Spanish official says 2 captured piracy suspects will be brought to Spain over trawler hijack
By Daniel Woolls, APTuesday, October 6, 2009
Spain: 2 pirate suspects to be brought to Madrid
MADRID — Two men captured in connection with the hijacking of a Spanish tuna boat in the Indian Ocean will be brought to Madrid on orders from a judge, a Defense Ministry official said Tuesday.
As the trawler Alakrana and its 36-member crew remained under pirate control for a fifth day, the wife of one of the sailors said she worried the arrests would stretch out the drama, perhaps causing the pirates to demand the release of the arrested men as a condition for freeing the hostages.
The suspects — identified in court papers as Abdu Willy and Raageggesey — will be brought to Madrid as soon as possible to face preliminary charges of kidnapping, criminal association and theft, the official told The Associated Press on condition of anonymity in line with ministry rules. Their nationalities were not given.
The Alakrana was seized Friday about 375 nautical miles off the east coast of Somalia. On Sunday, Spanish naval forces taking part in an EU anti-piracy flotilla and trailing the captive trawler caught the two pirate suspects as they headed in a skiff for the Somali coast.
Silvia Albes, wife of Alakrana crew member Pablo Costas, said she agreed with the arrests but thinks Spanish authorities should have kept the operation quiet.
“I don’t know if the pirate gang knows or not, or how it might affect the people on the ship,” she told the AP from Galicia in northwestern Spain. “I think it was a risky moment to release all that information.”
Albes said she spoke to Costas briefly on Sunday. “He had time to say he was all right and they were being treated well,” she said.
Authorities said that the Spaniards let the pirate suspects’ skiff get a good distance away so as not to alert the rest of the pirates.
A Spanish helicopter spotted the two “lying down and covered up with a blanket in the bow area,” Judge Baltasar Garzon wrote Monday night in his order.
Two Spanish dinghies approached the skiff and Spanish forces opened fire twice when one of the suspects stood up abruptly and made a suspicious movement with his hand. That man sustained a superficial chest wound, Garzon said.
The government says it is working on diplomatic and other fronts to secure the release of the Alakrana and its crew.
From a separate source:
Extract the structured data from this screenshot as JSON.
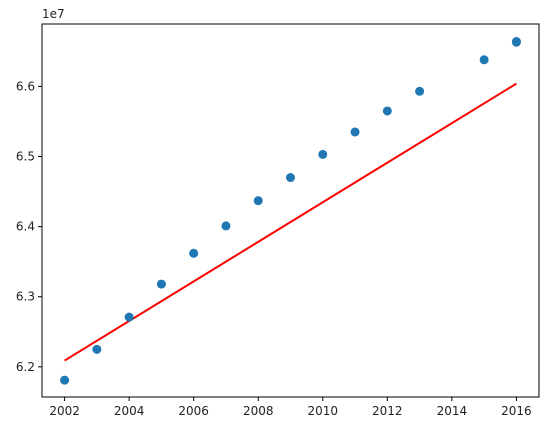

But it will not say if it will consider paying a ransom.
It is reported to have done so in April 2008 — about $1.2 million — to secure the release of another Spanish trawler hijacked off the coast of Somalia and held for six days.
The Spanish radio station Cadena Ser reported Tuesday that officials in the EU anti-piracy flotilla are not ruling out the possibility that the pirates will demand the release of their detained colleagues as a condition for freeing the fishermen.
John Harbor, a spokesman for the flotilla, which is based in Britain, dismissed the report as speculation and called it “one of 10 scenarios” for how this crisis might evolve.
Of the two captured pirates, Harbor said: “It would have been stupid if we had not detained them.”
Albes said she had spoken to families of other sailors and they are also worried.